The Daffodil Affair by Michael Innes

The Daffodil Affair Michael Innes

I’ve read a lot of Michael Innes books over the years and also his books written under the name J.I.M. Stewart and I usually really enjoy them but for me The Daffodil Affair was a disappointment. It was first published in 1942 and it’s an Appleby mystery so I settled down to enjoy a good wartime puzzle but the storyline is decidedly weird and really if it had been written by anyone else I think I would have given up on it fairly early on – and I hardly ever give up on books.

The story begins in wartime London where bombs have been raining down and ruined buildings are part of daily life. At Scotland Yard the Assistant-Commissioner’s sister who resides in Harrogate has reported that a horse called Daffodil has disappeared, it happens to be her favourite cab-horse. Appleby is dispatched to that northern England spa town to get to the bottom of the mystery.

But it isn’t only a horse which has vanished, a young girl called Lucy Rideout and a London house have disappeared too. The house was supposedly haunted.

It turns out that someone is gathering people who are supposed to possess special psychic powers together, with the intention of assembling a huge psychic circus, and Appleby and his side-kick Hudspith end up travelling to the other side of the world to get to the bottom of it all – in the middle of a world war!!!

As I said, this is a deeply weird one, I’m just wondering if Michael Innes was on some sort of medication at the time!

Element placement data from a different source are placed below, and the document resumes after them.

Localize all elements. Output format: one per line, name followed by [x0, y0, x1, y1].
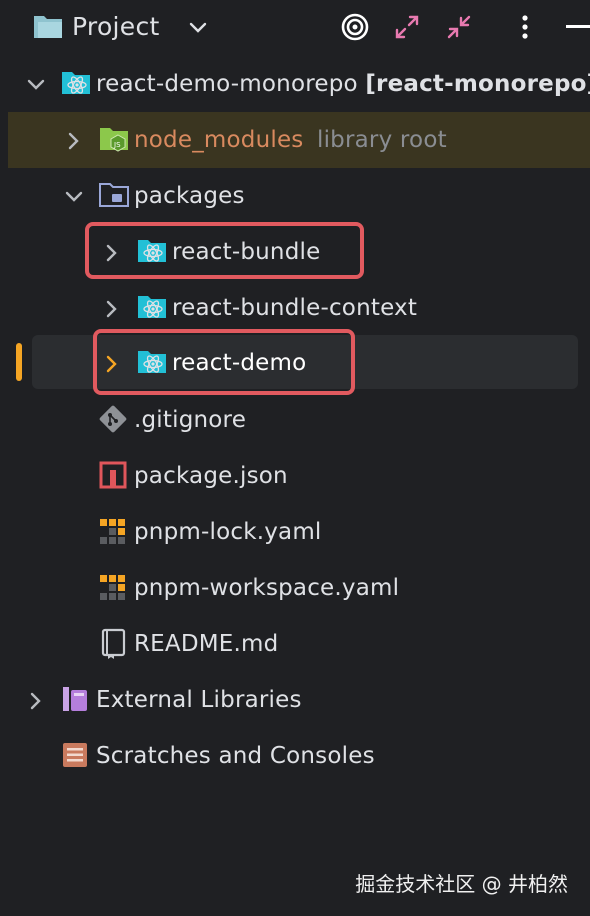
folder-icon	[98, 180, 130, 214]
module-name: [react-monorepo]	[365, 71, 590, 97]
tree-item-label: README.md	[134, 631, 279, 657]
chevron-down-icon[interactable]	[26, 75, 46, 99]
tree-item-label: External Libraries	[96, 687, 302, 713]
more-icon[interactable]	[510, 12, 540, 46]
tree-item-packages[interactable]: packages	[0, 168, 590, 224]
tree-item-label: pnpm-workspace.yaml	[134, 575, 400, 601]
tree-item-readme[interactable]: README.md	[0, 616, 590, 672]
library-icon	[60, 684, 90, 718]
tree-item-package-json[interactable]: package.json	[0, 448, 590, 504]
tree-root-item[interactable]: react-demo-monorepo [react-monorepo]	[0, 56, 590, 112]
tree-item-gitignore[interactable]: .gitignore	[0, 392, 590, 448]
minimize-icon[interactable]	[564, 12, 590, 46]
tool-window-header: Project	[0, 0, 590, 56]
react-module-folder-icon	[60, 68, 92, 102]
folder-icon	[32, 12, 64, 44]
node-modules-label: node_modules	[134, 127, 304, 153]
git-icon	[98, 404, 128, 438]
chevron-down-icon[interactable]	[188, 18, 208, 42]
chevron-right-icon[interactable]	[64, 131, 84, 155]
pnpm-icon	[98, 516, 128, 550]
svg-text:JS: JS	[113, 141, 121, 149]
chevron-right-icon[interactable]	[26, 691, 46, 715]
tree-item-label: Scratches and Consoles	[96, 743, 375, 769]
tree-item-pnpm-lock[interactable]: pnpm-lock.yaml	[0, 504, 590, 560]
expand-icon[interactable]	[392, 12, 422, 46]
node-folder-icon: JS	[98, 124, 130, 158]
npm-icon	[98, 460, 128, 494]
watermark: 掘金技术社区 @ 井柏然	[355, 872, 568, 896]
tree-item-react-bundle-context[interactable]: react-bundle-context	[0, 280, 590, 336]
tree-root-label: react-demo-monorepo [react-monorepo]	[96, 56, 590, 112]
readme-book-icon	[100, 628, 128, 664]
tree-item-label: react-bundle-context	[172, 295, 418, 321]
project-name: react-demo-monorepo	[96, 71, 358, 97]
chevron-right-icon[interactable]	[102, 299, 122, 323]
tree-item-label: node_modules library root	[134, 112, 447, 168]
tree-item-label: .gitignore	[134, 407, 247, 433]
tree-item-external-libraries[interactable]: External Libraries	[0, 672, 590, 728]
tree-item-label: pnpm-lock.yaml	[134, 519, 322, 545]
scratches-icon	[60, 740, 90, 774]
tree-item-label: package.json	[134, 463, 288, 489]
pnpm-icon	[98, 572, 128, 606]
react-module-folder-icon	[136, 292, 168, 326]
target-icon[interactable]	[340, 12, 370, 46]
tool-window-title[interactable]: Project	[72, 10, 160, 44]
annotation-box	[93, 329, 355, 395]
tree-item-pnpm-workspace[interactable]: pnpm-workspace.yaml	[0, 560, 590, 616]
tree-item-node-modules[interactable]: JS node_modules library root	[0, 112, 590, 168]
library-root-suffix: library root	[317, 127, 447, 153]
chevron-down-icon[interactable]	[64, 187, 84, 211]
tree-item-scratches[interactable]: Scratches and Consoles	[0, 728, 590, 784]
annotation-box	[85, 222, 364, 279]
tree-item-label: packages	[134, 183, 245, 209]
collapse-icon[interactable]	[444, 12, 474, 46]
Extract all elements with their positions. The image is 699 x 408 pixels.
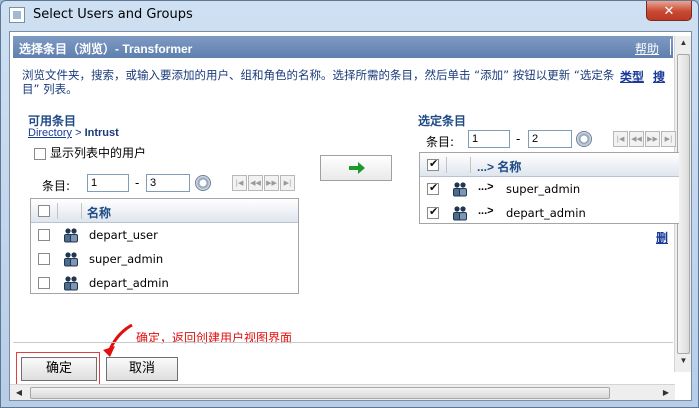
last-page-icon[interactable]: ▶|	[280, 175, 295, 191]
selected-to-input[interactable]	[528, 130, 572, 148]
item-path-prefix: ...>	[478, 181, 494, 193]
item-checkbox[interactable]	[38, 253, 50, 265]
dialog-window: Select Users and Groups ✕ 选择条目（浏览）- Tran…	[0, 0, 699, 408]
selected-go-icon[interactable]	[576, 131, 592, 147]
horizontal-scrollbar[interactable]: ◀ ▶	[10, 384, 675, 400]
prev-page-icon[interactable]: ◀◀	[629, 131, 644, 147]
breadcrumb: Directory > Intrust	[28, 127, 119, 139]
close-button[interactable]: ✕	[646, 1, 692, 21]
column-divider	[446, 157, 447, 173]
selected-select-all-checkbox[interactable]	[427, 157, 439, 171]
item-path-prefix: ...>	[478, 205, 494, 217]
list-item[interactable]: ...> depart_admin	[420, 201, 679, 225]
footer-divider	[13, 342, 673, 343]
available-pager-label: 条目:	[42, 179, 71, 193]
header-title: 选择条目（浏览）- Transformer	[19, 42, 193, 56]
scroll-right-arrow-icon[interactable]: ▶	[659, 386, 673, 399]
available-name-column-header[interactable]: 名称	[87, 204, 111, 221]
add-button[interactable]	[320, 155, 392, 181]
scroll-up-arrow-icon[interactable]: ▲	[677, 38, 690, 52]
available-select-all-checkbox[interactable]	[38, 205, 50, 217]
user-group-icon	[453, 206, 467, 221]
selected-pager-label: 条目:	[426, 135, 455, 149]
list-item[interactable]: ...> super_admin	[420, 177, 679, 201]
last-page-icon[interactable]: ▶|	[661, 131, 676, 147]
header-bar: 选择条目（浏览）- Transformer 帮助	[13, 36, 673, 58]
available-to-input[interactable]	[146, 174, 190, 192]
available-from-input[interactable]	[87, 174, 129, 192]
item-name: depart_user	[89, 228, 158, 242]
available-nav-buttons: |◀ ◀◀ ▶▶ ▶|	[232, 175, 295, 191]
item-name: depart_admin	[506, 206, 586, 220]
cancel-button[interactable]: 取消	[106, 357, 178, 381]
item-name: super_admin	[89, 252, 164, 266]
item-checkbox[interactable]	[427, 205, 439, 219]
column-divider	[470, 157, 471, 173]
dialog-content: 选择条目（浏览）- Transformer 帮助 ▲ ▼ 浏览文件夹，搜索，或输…	[9, 31, 692, 401]
item-name: depart_admin	[89, 276, 169, 290]
breadcrumb-separator: >	[75, 127, 82, 139]
first-page-icon[interactable]: |◀	[232, 175, 247, 191]
breadcrumb-directory-link[interactable]: Directory	[28, 127, 72, 139]
available-pager: 条目: - |◀ ◀◀ ▶▶ ▶|	[42, 174, 302, 194]
search-link[interactable]: 搜	[653, 68, 665, 85]
selected-list-header: ...> 名称	[420, 153, 679, 177]
selected-pager: 条目: - |◀ ◀◀ ▶▶ ▶|	[426, 130, 686, 150]
ok-button[interactable]: 确定	[21, 357, 97, 381]
show-users-checkbox[interactable]	[34, 147, 46, 160]
annotation-text: 确定，返回创建用户视图界面	[136, 331, 293, 345]
available-pager-dash: -	[135, 176, 140, 190]
title-bar[interactable]: Select Users and Groups ✕	[1, 1, 699, 29]
show-users-option[interactable]: 显示列表中的用户	[34, 144, 146, 161]
list-item[interactable]: super_admin	[31, 247, 298, 271]
list-item[interactable]: depart_admin	[31, 271, 298, 295]
instructions-text: 浏览文件夹，搜索，或输入要添加的用户、组和角色的名称。选择所需的条目，然后单击 …	[22, 68, 615, 96]
window-title: Select Users and Groups	[33, 7, 193, 22]
item-checkbox[interactable]	[38, 229, 50, 241]
user-group-icon	[64, 252, 78, 267]
first-page-icon[interactable]: |◀	[613, 131, 628, 147]
scroll-left-arrow-icon[interactable]: ◀	[12, 386, 26, 399]
user-group-icon	[64, 228, 78, 243]
selected-from-input[interactable]	[468, 130, 510, 148]
item-checkbox[interactable]	[38, 277, 50, 289]
window-icon	[9, 7, 25, 23]
next-page-icon[interactable]: ▶▶	[264, 175, 279, 191]
type-link[interactable]: 类型	[620, 68, 644, 85]
available-list: 名称 depart_user super_admin depart_admin	[30, 198, 299, 294]
show-users-label: 显示列表中的用户	[50, 146, 147, 160]
breadcrumb-current: Intrust	[84, 127, 119, 139]
header-separator	[670, 39, 671, 55]
available-go-icon[interactable]	[195, 175, 211, 191]
available-list-header: 名称	[31, 199, 298, 223]
list-item[interactable]: depart_user	[31, 223, 298, 247]
right-arrow-icon	[349, 162, 365, 174]
annotation-arrow-icon	[103, 323, 133, 357]
user-group-icon	[453, 182, 467, 197]
selected-pager-dash: -	[516, 132, 521, 146]
selected-name-column-header[interactable]: ...> 名称	[477, 158, 521, 175]
help-link[interactable]: 帮助	[635, 40, 659, 57]
scroll-down-arrow-icon[interactable]: ▼	[677, 356, 690, 370]
selected-items-title: 选定条目	[418, 114, 467, 128]
item-name: super_admin	[506, 182, 581, 196]
column-divider	[81, 203, 82, 219]
next-page-icon[interactable]: ▶▶	[645, 131, 660, 147]
horizontal-scroll-thumb[interactable]	[30, 387, 610, 399]
prev-page-icon[interactable]: ◀◀	[248, 175, 263, 191]
column-divider	[57, 203, 58, 219]
selected-list: ...> 名称 ...> super_admin ...> depart_adm…	[419, 152, 679, 224]
selected-nav-buttons: |◀ ◀◀ ▶▶ ▶|	[613, 131, 676, 147]
user-group-icon	[64, 276, 78, 291]
item-checkbox[interactable]	[427, 181, 439, 195]
delete-link[interactable]: 删	[656, 229, 668, 246]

I read this one as part of the Read Scotland 2014 challenge. I wouldn’t recommend it, but don’t be put off trying other books by the author.

5 thoughts on “The Daffodil Affair by Michael Innes

  1. I had entirely forgotten that Michael Innes (or J.I.M. Stewart) was Scottish. I have been wanting to re-read some of his books; now I have more motivation. I don’t think I have this one anyway, but I surely won’t start with it.

    • Anbolyn,
      It’s supposed to be a straight mystery but it’s so weird and the storyline so unlikely that I half expected it to end – it was all a bad dream!

  2. Yes, I am a fan of J I M Stewart, but I too am baffled by The Daffodil Affair. Is it that he was losing his mind, or is it in some sense a coded message? A reviewer in the NY Times called his work ‘hilariously highbrow’, which might mean that he couldn’t fathom it at all….

    • Martin Corrick,
      I can imagine that he had a lot of jealousy from his academic colleagues and that they tried to belittle his forays into crime fiction, and that Innes threw in allusions to a lot of classical stuff to sort of ‘cock a snook’ at them. It’s a theory anyway!
      Thanks for dropping by and taking the time to comment.